Budapest: ITU Telecom Weltkonferenz war ein Erfolg

Die Konferenz ITU Telecom World 2019, die vom 9. bis 12. September in Budapest stattfand, war ein Erfolg, sagte der ungarische Außenminister Péter Szijjártó bei der Abschlussveranstaltung am Donnerstag – berichtet die Nachrichtenagentur MTI.



Der Erfolg der Konferenz, an der rund 4.000 Teilnehmer aus 125 Ländern teilnahmen, sei der Zusammenarbeit Ungarns und des Veranstalters, der International Telecommunication Union (ITU), zu verdanken. Die Digitalisierung habe sowohl soziale als auch wirtschaftliche Auswirkungen und sei zu einem globalen politischen Thema geworden. Das Programm „Hungary Connects“ der ungarischen Regierung zeigt ihr Engagement für die Digitalisierung. In Ungarn ist die Digitalisierung keine „Vision“, sondern Teil des täglichen Lebens, sagte Szijjártó.

5G eröffnet ein neues Kapitel, so Szijjártó, in den Bereichen Politik, Wirtschaft und Soziales und wird für die Wettbewerbsfähigkeit unerlässlich sein. Die ungarische Regierung sieht 5G als ein Thema der Wettbewerbsfähigkeit und nicht als ein politisches, fügte er hinzu. In Ungarn hat 4G+ eine Abdeckung von 91,4%, sagte er, und das Land ist dem EU-Plan für die Digitalisierung etwa zwei Jahre voraus. Die Medienbehörde eröffnete letzte Woche die ersten Ausschreibungen für den Verkauf von 5G im Land, da die Regierung erwartet, dass es bis 2025 in Städten weltweit kommerziell verfügbar sein wird.



Die Digitalisierung fördert einen Wettbewerb, bei dem digitales Wissen und digitale Infrastrukturen entscheidend sind, anstatt Ländergröße oder Bevölkerungszahl, sagte er.
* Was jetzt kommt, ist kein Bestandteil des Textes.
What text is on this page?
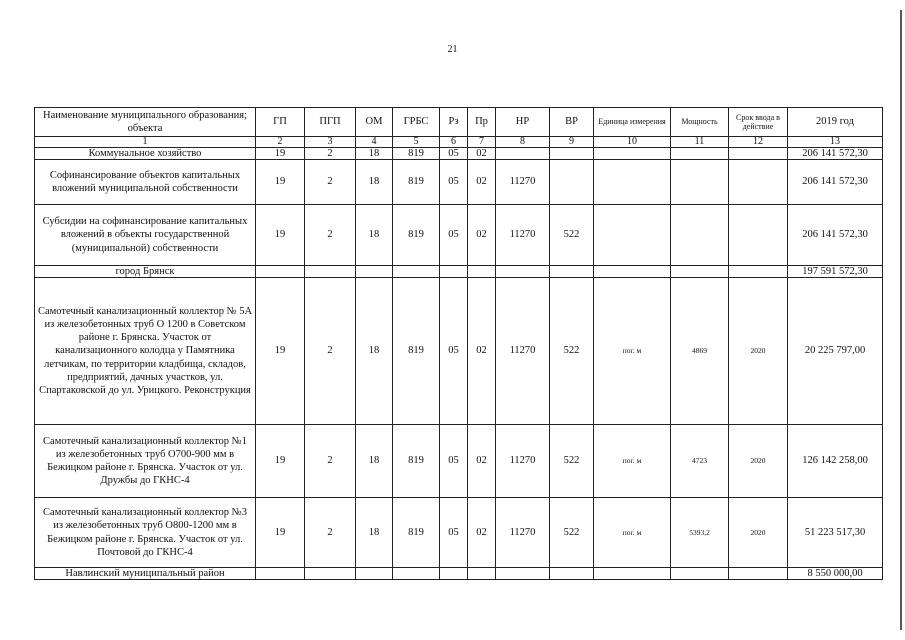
21
Наименование муниципального образования; объекта	ГП	ПГП	ОМ	ГРБС	Рз	Пр	НР	ВР	Единица измерения	Мощность	Срок ввода в действие	2019 год
1	2	3	4	5	6	7	8	9	10	11	12	13
Коммунальное хозяйство	19	2	18	819	05	02						206 141 572,30
Софинансирование объектов капитальных вложений муниципальной собственности	19	2	18	819	05	02	11270					206 141 572,30
Субсидии на софинансирование капитальных вложений в объекты государственной (муниципальной) собственности	19	2	18	819	05	02	11270	522				206 141 572,30
город Брянск												197 591 572,30
Самотечный канализационный коллектор № 5А из железобетонных труб О 1200 в Советском районе г. Брянска. Участок от канализационного колодца у Памятника летчикам, по территории кладбища, складов, предприятий, дачных участков, ул. Спартаковской до ул. Урицкого. Реконструкция	19	2	18	819	05	02	11270	522	пог. м	4869	2020	20 225 797,00
Самотечный канализационный коллектор №1 из железобетонных труб О700-900 мм в Бежицком районе г. Брянска. Участок от ул. Дружбы до ГКНС-4	19	2	18	819	05	02	11270	522	пог. м	4723	2020	126 142 258,00
Самотечный канализационный коллектор №3 из железобетонных труб О800-1200 мм в Бежицком районе г. Брянска. Участок от ул. Почтовой до ГКНС-4	19	2	18	819	05	02	11270	522	пог. м	5393,2	2020	51 223 517,30
Навлинский муниципальный район												8 550 000,00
Im Einklang mit einer Regierungsentscheidung kündigte Szijjártó die Aufnahme von Gesprächen mit der ITU an, bei denen dafür geworben werden soll, alle ITU-Veranstaltungen zwischen 2023 und 2026 in Ungarn stattfinden zu lassen.

ITU-Generalsekretär Houlin Zhao sagte, der Grad der Infokommunikation in Ungarn sei eine gute Grundlage für die nächste Konferenz der ITU. Ungarn hat sich verpflichtet, 5G einzuführen, eine Technologie, die unvermeidlich werden wird, sagte er. Mit rund 150 KMU unter den Teilnehmern sei es ein „Schritt nach vorne“, sagte er.